Guess how you validate Yahoo!'s IDIF format? There is no grammar available. In fact, there's no specification at all, just a loose explanatory document. Now, after a couple of phone calls with Yahoo!'s rep, I finally figured out how to validate IDIF documents. I email them to the rep. The rep is out of town for a week. He gets back, let's me know of some errors in my output and then I email my corrections to him and never hear back.
If you read about IDIF, and if you're familiar with XML, you will understand why this format is not only fundamentally flawed, but it's a great example of why you should not produce XML variants without careful forethought. The reason it's one of the best examples of how to do something wrong is because of Yahoo!'s target market: everybody.
Here's how Yahoo! describes their "Search Submit Pro" technology which uses IDIF to format documents.
The Yahoo! Search Submit Pro program enables commerce sites and content providers to drive more traffic to their web sites. Search Submit Pro helps customers directly deliver their content to the Yahoo! Search index, which provides search results to many of the largest and most popular web portals. Designed for content providers with more than 1,000 URLs, the Search Submit Pro program offers many benefits, including
So this is for large Web sites all over the world. These Web sites create IDIF documents and build IDIF "pointer" files which Yahoo! reads to find the IDIF documents so the Web site can have more relevant search results in Yahoo!'s index. Can you think of a better example of something which requires a standard, well-tested data interchange format? (It's worth noting creating a format which screams "junior programmer" does nothing to help a company's reputation.)
Let's take a look at a typical IDIF document, pulled straight from their examples:
<title>BabyStuffAndMore.com: everything a baby could need</title>
<meta name="keywords" content= "Baby clothing, baby furniture, infant
accessories, baby store, baby toys, kids clothes, cribs, baby
<meta name="description" content = "Shop for a variety of products for
newborns and toddlers. Outfit your whole nursery. BabyStuffAndMore.com
has car seats, cribs, bedding, toys and more.">
Find great buys on new-baby must-haves, from strollers and car seats
to items for the nursery. Personalized gifts for baby: We have a
great selection of personalized gifts, including: engraved silver
spoons, nursery décor and clothing.
<PROP name="trackurl">http://track.babystuffandmore.com/6093/ ->
<DOC url="http://www.babystuffandmore.com/catalog/ ->
How do I hate thee? Let me count the ways.
First, get rid of that XML declaration. It doesn't belong there. This is not XML.
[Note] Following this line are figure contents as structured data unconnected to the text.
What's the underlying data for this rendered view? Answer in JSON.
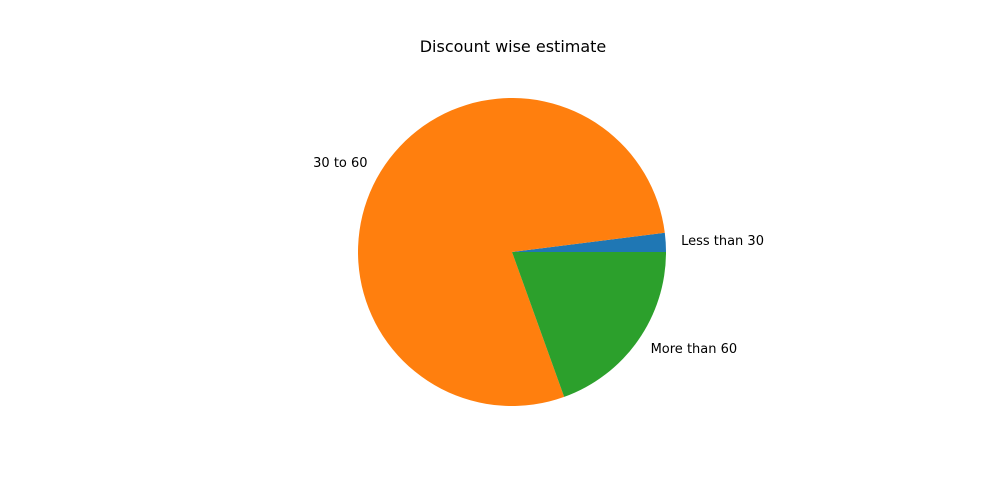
{
  "chart_data": {
    "type": "pie",
    "title": "Discount wise estimate",
    "start_angle_deg": 0,
    "direction": "counterclockwise",
    "slices": [
      {
        "label": "Less than 30",
        "value": 2,
        "color": "#1f77b4"
      },
      {
        "label": "30 to 60",
        "value": 78.5,
        "color": "#ff7f0e"
      },
      {
        "label": "More than 60",
        "value": 19.5,
        "color": "#2ca02c"
      }
    ]
  }
}
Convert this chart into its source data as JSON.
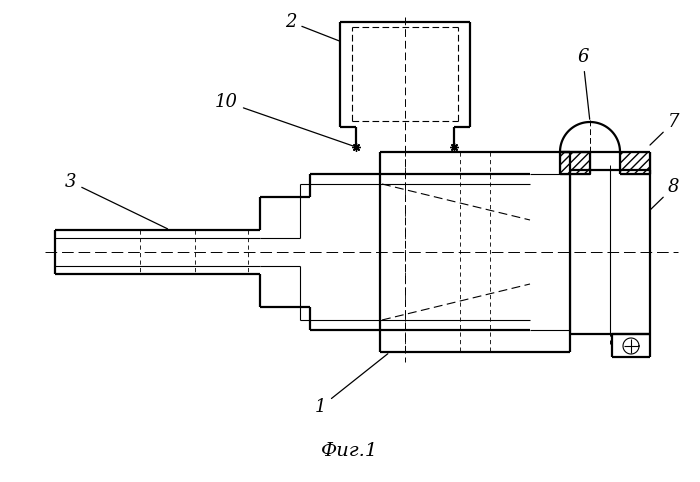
{
  "title": "Фиг.1",
  "bg_color": "#ffffff",
  "lc": "#000000",
  "fig_width": 7.0,
  "fig_height": 4.82,
  "dpi": 100
}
Second, look at the tag. It says type="type/html". Then it has an HTML document. A nice, unstructured HTML document. An unescaped HTML document. That document can come from anywhere. It allows bad HTML, so IDIF will frequently not validate as XML. I talked to a Yahoo! rep on the phone. I explained my predicament and the man explained that no, I was not allowed to escape the HTML. Can I use a CDATA section? "No." What happens if my clients decide to use include a <DOC> tag somewhere in a document? "Don't do that."
In fact, he explained that if clients, for some reason, used DOC, CONTENT, PROP tags or others in IDIF (not that they would, but I can't stop them if they do), that there are places where it can go in the HTML and others where it can't. He seemed a bit unclear on the specifics and I certainly can't remember them.
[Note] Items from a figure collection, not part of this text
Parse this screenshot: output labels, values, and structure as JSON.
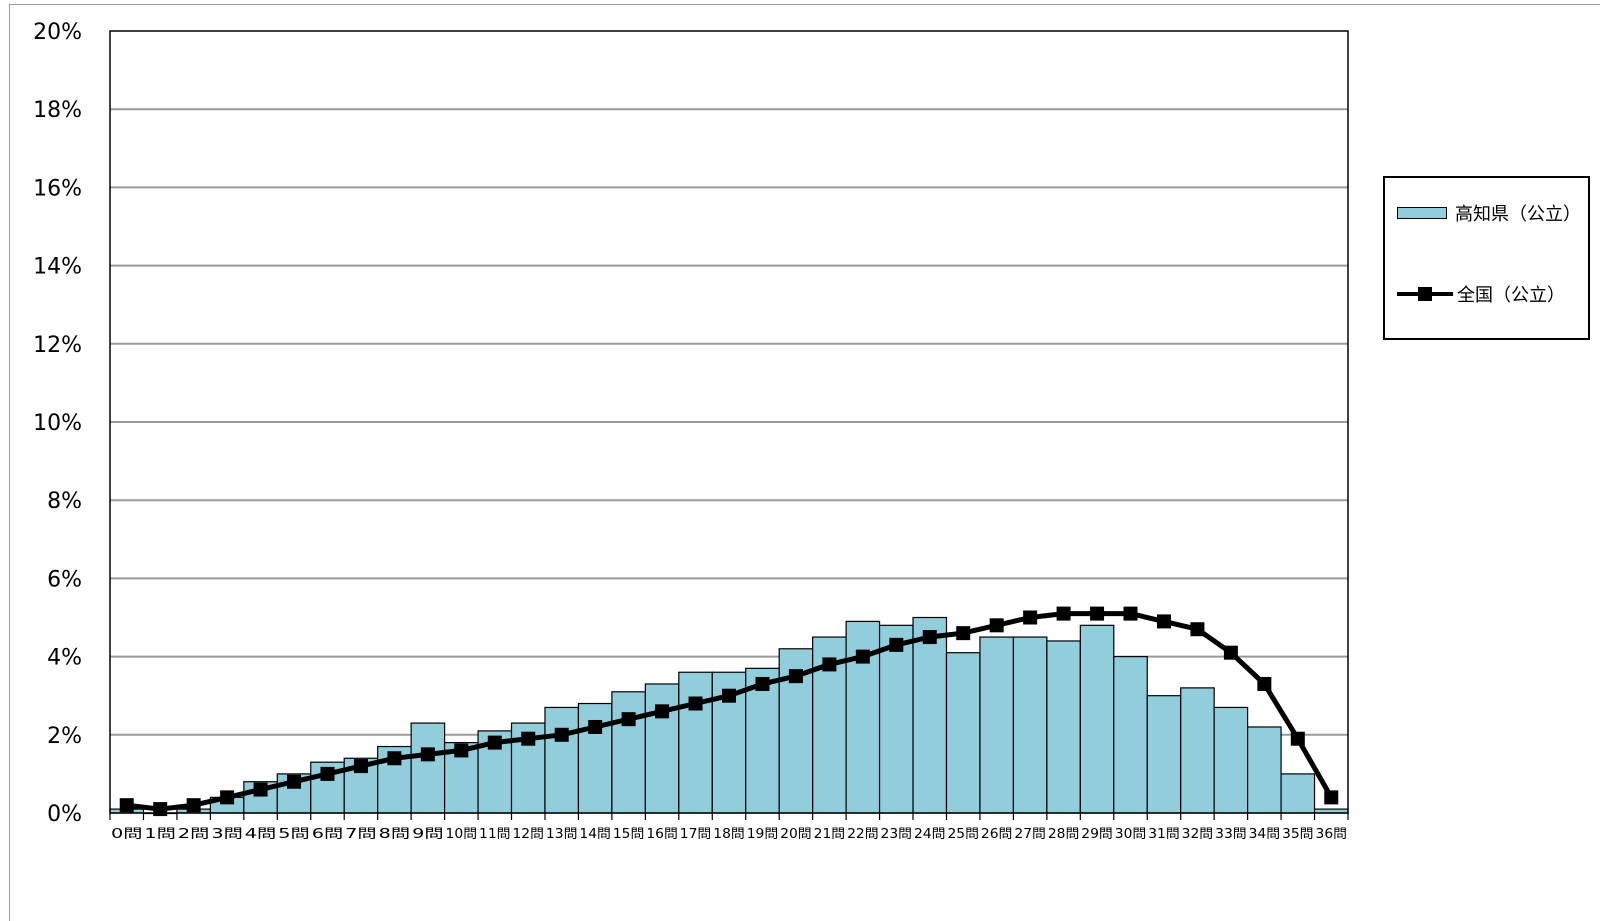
{
  "chart_data": {
    "type": "bar",
    "categories": [
      "0問",
      "1問",
      "2問",
      "3問",
      "4問",
      "5問",
      "6問",
      "7問",
      "8問",
      "9問",
      "10問",
      "11問",
      "12問",
      "13問",
      "14問",
      "15問",
      "16問",
      "17問",
      "18問",
      "19問",
      "20問",
      "21問",
      "22問",
      "23問",
      "24問",
      "25問",
      "26問",
      "27問",
      "28問",
      "29問",
      "30問",
      "31問",
      "32問",
      "33問",
      "34問",
      "35問",
      "36問"
    ],
    "series": [
      {
        "name": "高知県（公立）",
        "type": "bar",
        "color": "#92cddc",
        "values": [
          0.1,
          0.0,
          0.1,
          0.4,
          0.8,
          1.0,
          1.3,
          1.4,
          1.7,
          2.3,
          1.8,
          2.1,
          2.3,
          2.7,
          2.8,
          3.1,
          3.3,
          3.6,
          3.6,
          3.7,
          4.2,
          4.5,
          4.9,
          4.8,
          5.0,
          4.1,
          4.5,
          4.5,
          4.4,
          4.8,
          4.0,
          3.0,
          3.2,
          2.7,
          2.2,
          1.0,
          0.1
        ]
      },
      {
        "name": "全国（公立）",
        "type": "line",
        "color": "#000000",
        "values": [
          0.2,
          0.1,
          0.2,
          0.4,
          0.6,
          0.8,
          1.0,
          1.2,
          1.4,
          1.5,
          1.6,
          1.8,
          1.9,
          2.0,
          2.2,
          2.4,
          2.6,
          2.8,
          3.0,
          3.3,
          3.5,
          3.8,
          4.0,
          4.3,
          4.5,
          4.6,
          4.8,
          5.0,
          5.1,
          5.1,
          5.1,
          4.9,
          4.7,
          4.1,
          3.3,
          1.9,
          0.4
        ]
      }
    ],
    "yticks": [
      "0%",
      "2%",
      "4%",
      "6%",
      "8%",
      "10%",
      "12%",
      "14%",
      "16%",
      "18%",
      "20%"
    ],
    "ylim": [
      0,
      20
    ],
    "grid": true,
    "legend_position": "right"
  }
}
In other words, thousands, possibly tens of thousands of Web sites all over the world must all remember not to include any tags like that in their content. Ever.
The only saving grace I see is that the tags used in IDIF are not valid HTML tags, but there are sites which chunk out some pretty weird stuff and a variety of software tools that generate "custom" HTML tags. And in the unlikely event that any of these tags get introduced into "official" XHTML, Yahoo! has a problem.
I can understand a small shop goofing up and doing something like this, but why would a huge software company whose business is dependant getting things done correctly do something this sloppy? Let's say you get calls from 3 irate customers out of 10,000 because those customers are churning out bad HTML. Seems like nothing, right? Well, had Yahoo! stuck with XML in the first place, those 3 irate customers wouldn't be so irate. Further, because you can't use standard XML generating tools, you drive up the costs for the end developers who have to write custom tools.
I do feel kind of bad for Yahoo!, though. This is technology they acquired from Inktomi. It's obviously very beneficial and was likely in widespread use when Yahoo! acquired it so just telling all of their customers "you must change your systems" is rather problematic. Instead, I would recommend that they slap a version number on their IDIF documents and encourage their customers to update their IDIF generators. The new version of IDIF can be valid XML (or other format) and Yahoo! could look for the version number to figure out how to parse it.
To summarize: it's not XML, despite the declaration. There are possible tag collisions, there is no clear specification and there is no way to automatically validate it (yes, I can write a validator for it by pulling it apart at the top level, but I shouldn't have to). Saying "these problems are unlikely to be an issue" is a poor excuse. Good programmers look both ways before crossing a one-way street.